Running capstan motor without connecting it to the pitch control board #

To pull out the transport for service you will need to disconnect two cables running to the speed control board on the front left side of the machine. The capstan will not run without the three- or four-pin connector plugged in, but there is a way to simulate the connection without having to pull out the speed control board if you need to test the repair or perform other service that requires the capstan to be running. Use a wire jumper connect red and orange wires on the connector (same on a four-wire connector, orange and red will be the middle two wires):

Capstan not running at all #

Make sure the “9.6” solder brigde is shorted and “4.8” solder bridge is open.

Most likely cause is corroded or cracked/damaged trace(s) on the capstan board.

If the motor runs with a wire jumper as described above, but not when connected to the pitch control board (rare), the fault is on the pitch control board or the wire loom.

Noisy capstan that runs too fast #

In most cases the fix is to replace electrolytic capacitors C5, C7, C9, C13, C15, and the ceramic C2 (See schematic) to get it back to normal. Once it’s working, use the speed calibration process from the service manual. Also check the voltage on the zener diode (between C2 and C15 on the board) to be about 9V.

If replacing the capacitors listed above does not resolve the issue, that probably means that one of the traces had corroded and disconnected. Check voltage on the ground and power pins on IC1 and IC2 with a voltmeter, and continuity of all traces on the board with an ohmmeter, in particular on the left side of the board. You can also compare signals at the ends of traces with an oscilloscope while it’s running.

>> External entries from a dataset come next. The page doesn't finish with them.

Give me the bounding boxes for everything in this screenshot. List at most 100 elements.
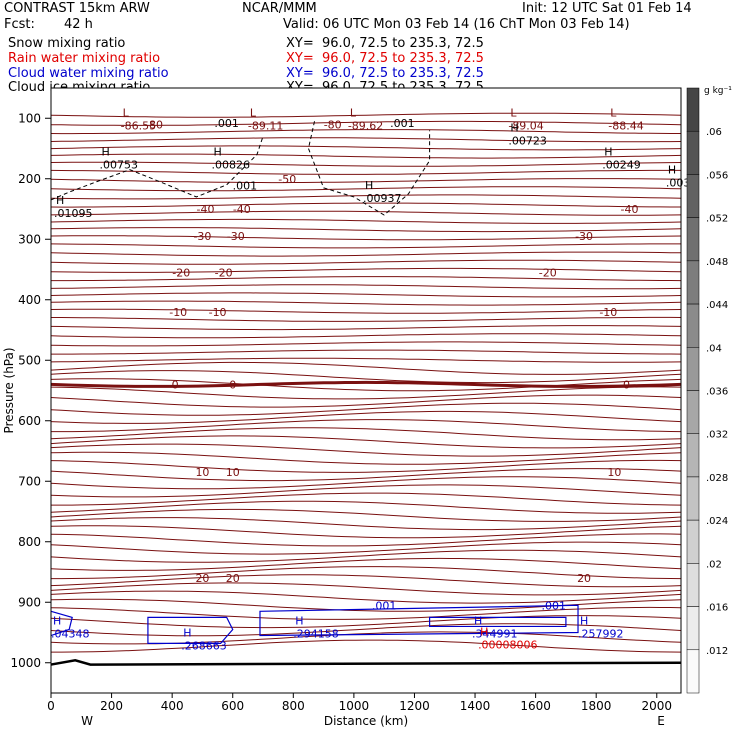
isotherm-line [50, 451, 682, 465]
x-tick-label: 1400 [460, 699, 491, 713]
contour-value-label: .001 [214, 117, 239, 130]
isotherm-line [50, 525, 682, 539]
fcst-label: Fcst: [4, 17, 35, 32]
x-tick-label: 1200 [399, 699, 430, 713]
isotherm-line [50, 598, 682, 612]
isotherm-line [50, 623, 682, 637]
isotherm-line [50, 153, 682, 159]
colorbar-tick-label: .032 [706, 430, 728, 441]
isotherm-label: 10 [607, 466, 621, 479]
extremum-marker: L [610, 106, 617, 119]
zero-isotherm [50, 380, 682, 388]
isotherm-line [50, 218, 682, 224]
extremum-value: -89.62 [348, 119, 383, 132]
extremum-value: .294158 [293, 627, 339, 640]
org-label: NCAR/MMM [242, 1, 317, 16]
isotherm-label: 20 [226, 572, 240, 585]
colorbar-segment [686, 87, 700, 132]
y-axis-title: Pressure (hPa) [2, 347, 16, 433]
isotherm-line [50, 606, 682, 620]
isotherm-line [50, 202, 681, 208]
plot-frame [50, 87, 682, 694]
isotherm-line [50, 370, 682, 384]
isotherm-line [50, 120, 682, 126]
x-tick-label: 1600 [520, 699, 551, 713]
extremum-marker: H [214, 146, 222, 159]
colorbar-tick-label: .048 [706, 257, 728, 268]
isotherm-line [50, 582, 682, 596]
isotherm-line [50, 357, 682, 363]
isotherm-line [50, 508, 682, 522]
isotherm-label: 20 [195, 572, 209, 585]
isotherm-line [50, 402, 682, 416]
isotherm-line [50, 161, 682, 167]
contour-value-label: .001 [233, 179, 258, 192]
contour-value-label: .001 [372, 599, 397, 612]
east-label: E [657, 714, 665, 728]
field-name-cloud-water: Cloud water mixing ratio [8, 66, 169, 81]
isotherm-line [50, 394, 682, 408]
colorbar-segment [686, 606, 700, 651]
x-axis-title: Distance (km) [324, 714, 408, 728]
isotherm-line [50, 427, 682, 441]
extremum-marker: L [350, 106, 357, 119]
cloud-water-contour [429, 616, 567, 628]
isotherm-line [50, 186, 682, 192]
isotherm-label: -10 [209, 306, 227, 319]
isotherm-label: -40 [621, 203, 639, 216]
isotherm-line [50, 574, 682, 588]
extremum-value: .00937 [363, 192, 402, 205]
extremum-value: .01095 [54, 207, 93, 220]
isotherm-line [50, 378, 682, 392]
isotherm-line [50, 615, 682, 629]
isotherm-line [51, 566, 682, 580]
cloud-water-contour [50, 610, 73, 637]
west-label: W [81, 714, 93, 728]
colorbar-tick-label: .044 [706, 300, 728, 311]
extremum-marker: H [365, 179, 373, 192]
isotherm-label: -20 [539, 267, 557, 280]
x-tick-label: 400 [161, 699, 184, 713]
extremum-value: -88.44 [608, 119, 643, 132]
y-tick-label: 900 [18, 595, 41, 609]
colorbar-tick-label: .052 [706, 214, 728, 225]
extremum-value: .04348 [51, 627, 90, 640]
extremum-value: -89.04 [508, 119, 543, 132]
extremum-value: -86.55 [121, 119, 156, 132]
isotherm-label: 20 [577, 572, 591, 585]
isotherm-line [50, 386, 682, 400]
isotherm-line [50, 169, 681, 175]
extremum-marker: H [56, 194, 64, 207]
isotherm-line [50, 549, 682, 563]
colorbar-tick-label: .016 [706, 603, 728, 614]
isotherm-line [50, 341, 682, 347]
isotherm-label: -30 [575, 230, 593, 243]
colorbar-tick-label: .02 [706, 559, 722, 570]
isotherm-line [50, 243, 681, 249]
y-tick-label: 100 [18, 111, 41, 125]
isotherm-line [50, 484, 682, 498]
extremum-value: .344991 [472, 627, 518, 640]
isotherm-line [51, 349, 682, 355]
extremum-value: .257992 [578, 627, 624, 640]
isotherm-label: -50 [278, 173, 296, 186]
colorbar-unit: g kg⁻¹ [704, 86, 732, 96]
isotherm-line [50, 137, 682, 143]
y-tick-label: 500 [18, 353, 41, 367]
colorbar-segment [686, 649, 700, 694]
isotherm-line [50, 410, 682, 424]
field-xy-snow: XY= 96.0, 72.5 to 235.3, 72.5 [286, 36, 484, 51]
y-tick-label: 600 [18, 414, 41, 428]
extremum-marker: L [250, 106, 257, 119]
colorbar-segment [686, 347, 700, 391]
isotherm-line [50, 459, 682, 473]
colorbar-segment [686, 519, 700, 564]
colorbar-segment [686, 174, 700, 218]
extremum-value: -89.11 [248, 119, 283, 132]
extremum-value: .00249 [602, 159, 641, 172]
isotherm-line [51, 639, 682, 653]
extremum-marker: H [101, 146, 109, 159]
extremum-marker: L [510, 106, 517, 119]
contour-value-label: .001 [542, 599, 567, 612]
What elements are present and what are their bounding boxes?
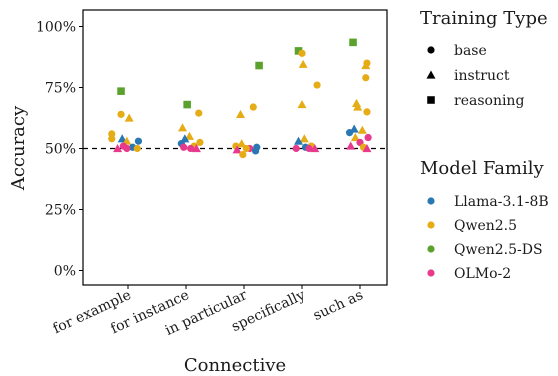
- point-qwen2-5-ds-reasoning: [183, 100, 191, 109]
- point-olmo-2-instruct: [310, 144, 320, 153]
- data-points: [108, 38, 372, 159]
- point-llama-3-1-8b-base: [134, 137, 143, 145]
- point-qwen2-5-instruct: [361, 61, 371, 70]
- point-qwen2-5-instruct: [298, 59, 308, 68]
- legend-color-dot-icon: [427, 269, 435, 277]
- point-olmo-2-base: [187, 144, 195, 153]
- point-llama-3-1-8b-base: [345, 129, 354, 137]
- y-tick-label: 75%: [45, 81, 76, 97]
- plot-frame: [82, 9, 388, 286]
- legend-color-dot-icon: [427, 221, 435, 229]
- point-llama-3-1-8b-instruct: [294, 136, 304, 145]
- point-olmo-2-instruct: [346, 141, 356, 150]
- point-qwen2-5-ds-reasoning: [294, 47, 303, 55]
- point-qwen2-5-ds-reasoning: [349, 38, 357, 47]
- point-qwen2-5-base: [363, 108, 371, 116]
- legend-triangle-icon: [426, 70, 436, 79]
- legend-label-olmo-2: OLMo-2: [454, 266, 511, 282]
- legend-title-model-family: Model Family: [420, 158, 545, 179]
- y-tick-label: 25%: [45, 203, 76, 219]
- legend-label-instruct: instruct: [454, 68, 510, 84]
- point-qwen2-5-ds-reasoning: [117, 87, 125, 95]
- point-qwen2-5-base: [196, 138, 204, 146]
- point-qwen2-5-base: [239, 151, 247, 159]
- point-qwen2-5-base: [249, 103, 257, 111]
- legend-color-dot-icon: [427, 197, 435, 205]
- point-olmo-2-base: [180, 143, 188, 151]
- point-olmo-2-instruct: [232, 145, 242, 154]
- y-tick-label: 50%: [45, 142, 76, 158]
- legend-label-qwen2-5: Qwen2.5: [454, 218, 517, 234]
- y-axis-title: Accuracy: [8, 105, 29, 191]
- legend-label-reasoning: reasoning: [454, 93, 524, 109]
- point-llama-3-1-8b-base: [252, 147, 260, 155]
- point-qwen2-5-base: [117, 110, 125, 118]
- legend-label-base: base: [454, 43, 487, 59]
- legend-color-dot-icon: [427, 245, 435, 253]
- point-qwen2-5-base: [242, 144, 250, 153]
- point-olmo-2-instruct: [113, 144, 123, 153]
- x-tick-label: such as: [311, 287, 366, 324]
- point-olmo-2-instruct: [362, 144, 372, 153]
- point-olmo-2-base: [364, 133, 372, 142]
- point-qwen2-5-base: [108, 135, 116, 143]
- point-qwen2-5-instruct: [297, 100, 307, 109]
- point-qwen2-5-base: [195, 109, 203, 117]
- legend-training-type: Training Type base instruct reasoning: [420, 8, 548, 109]
- point-qwen2-5-base: [313, 81, 321, 89]
- point-qwen2-5-instruct: [124, 113, 134, 122]
- legend-circle-icon: [427, 46, 435, 54]
- legend-label-llama-3-1-8b: Llama-3.1-8B: [454, 194, 549, 210]
- point-qwen2-5-instruct: [236, 109, 246, 118]
- point-qwen2-5-base: [133, 144, 141, 153]
- point-qwen2-5-instruct: [350, 133, 360, 142]
- x-axis-title: Connective: [184, 355, 286, 376]
- point-olmo-2-base: [123, 144, 131, 153]
- point-llama-3-1-8b-instruct: [117, 134, 127, 143]
- point-olmo-2-base: [292, 144, 300, 153]
- point-qwen2-5-base: [362, 74, 370, 82]
- y-tick-label: 100%: [36, 20, 76, 36]
- legend-label-qwen2-5-ds: Qwen2.5-DS: [454, 242, 543, 258]
- point-qwen2-5-instruct: [299, 134, 309, 143]
- point-qwen2-5-instruct: [178, 123, 188, 132]
- legend-model-family: Model Family Llama-3.1-8B Qwen2.5 Qwen2.5-D…: [420, 158, 549, 282]
- point-qwen2-5-instruct: [237, 139, 247, 148]
- point-qwen2-5-instruct: [184, 131, 194, 140]
- point-qwen2-5-instruct: [357, 125, 367, 134]
- legend-title-training-type: Training Type: [420, 8, 548, 29]
- point-olmo-2-instruct: [191, 144, 201, 153]
- y-axis-ticks: 0% 25% 50% 75% 100%: [36, 20, 83, 280]
- legend-square-icon: [427, 96, 435, 104]
- point-olmo-2-base: [305, 144, 313, 153]
- point-qwen2-5-instruct: [353, 102, 363, 111]
- point-qwen2-5-ds-reasoning: [255, 61, 263, 70]
- point-qwen2-5-base: [298, 49, 306, 57]
- y-tick-label: 0%: [54, 264, 76, 280]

I’ve seen two cases where the trace between C7 and R4 has corroded right at the edge of the pad of C7, one case with the trace between IC1 and C16, on the edge of IC1 pad, and one case with the ground bus between C7 and the zener diode.

Parts that I use in repair:

https://www.mouser.com/ProductDetail/667-EEE-1CA100SR - C5, C13, C15 (10uF)
https://www.mouser.com/ProductDetail/667-EEE-1VA4R7SR - C7 (4.7uF)
https://www.mouser.com/ProductDetail/667-EEE-1HA010SR - C9 (1uF)
https://www.mouser.com/ProductDetail/581-12065C473KAZ2A - C2 (47nF)
https://www.mouser.com/ProductDetail/78-TZMB9V1 - Z1 (9.1V)

Factory value of C2 is apparently 1nF, which I find insufficient for a ripple-free control voltage supplied to IC3.

Excessive wow and flutter #

Manifests itself as distortion or “warbling”:

Most likely cause, if it’s not mechanical, is either bad C16 or trace corrosion around C16 and R3.